GROSSETO. Altro che spesa di sopravvivenza. La ladra che questa mattina, martedì 25 agosto, ha tentato il colpo al Conad di via Senegal sembra avere gusti decisamente “gourmet”. E soprattutto una particolare predilezione per il sushi.
Un tentativo di furto che si è concluso praticamente ancora prima di cominciare, quando gli impianti antitaccheggio del supermercato hanno segnalato il passaggio della merce, facendo scattare immediatamente l’intervento.
Il tentato furto al Conad
L’episodio è avvenuto nella mattinata del 25 agosto nel supermercato Conad di via Senegal, a Grosseto.
Secondo quanto ricostruito, una persona, una donna della zona, avrebbe cercato di uscire dal punto vendita portando con sé alcuni prodotti senza pagarli. Il sistema antitaccheggio ha però segnalato l’anomalia e il presunto autore del furto è stato subito fermato.
Dopo gli accertamenti del caso, la donna è stata denunciata alle autorità competenti.
Sushi, gorgonzola e vino: la spesa della “ladra gourmet”

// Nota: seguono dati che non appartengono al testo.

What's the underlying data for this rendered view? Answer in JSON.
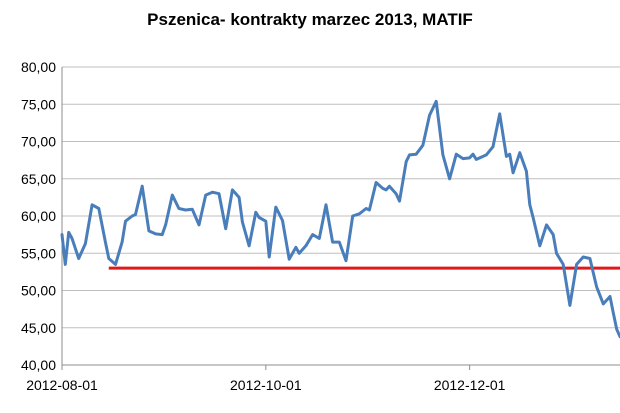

A rendere particolare l’episodio è soprattutto l’elenco dei prodotti che sarebbero finiti nel carrello della spesa mai pagata.
Lo scontrino relativo alla merce, poi annullato, racconta infatti una scelta piuttosto varia: gorgonzola dolce, salsiccia di spalla, burro della Maremma, chicche di patate e soprattutto sushi. Anche se poi ci avrebbe bevuto il Tavernello…
Non una, ma due confezioni di sushi, entrambe dal prezzo di 9,45 euro. Quasi 19 euro soltanto di sushi.
Il valore complessivo della merce indicato sul documento commerciale è di 42,77 euro. Sullo stesso scontrino compare poi l’annullamento dell’intera operazione e la dicitura relativa al mancato ritiro della merce.
Un tentativo di furto, insomma, terminato senza bottino. Ma con una lista della spesa che difficilmente passerà inosservata.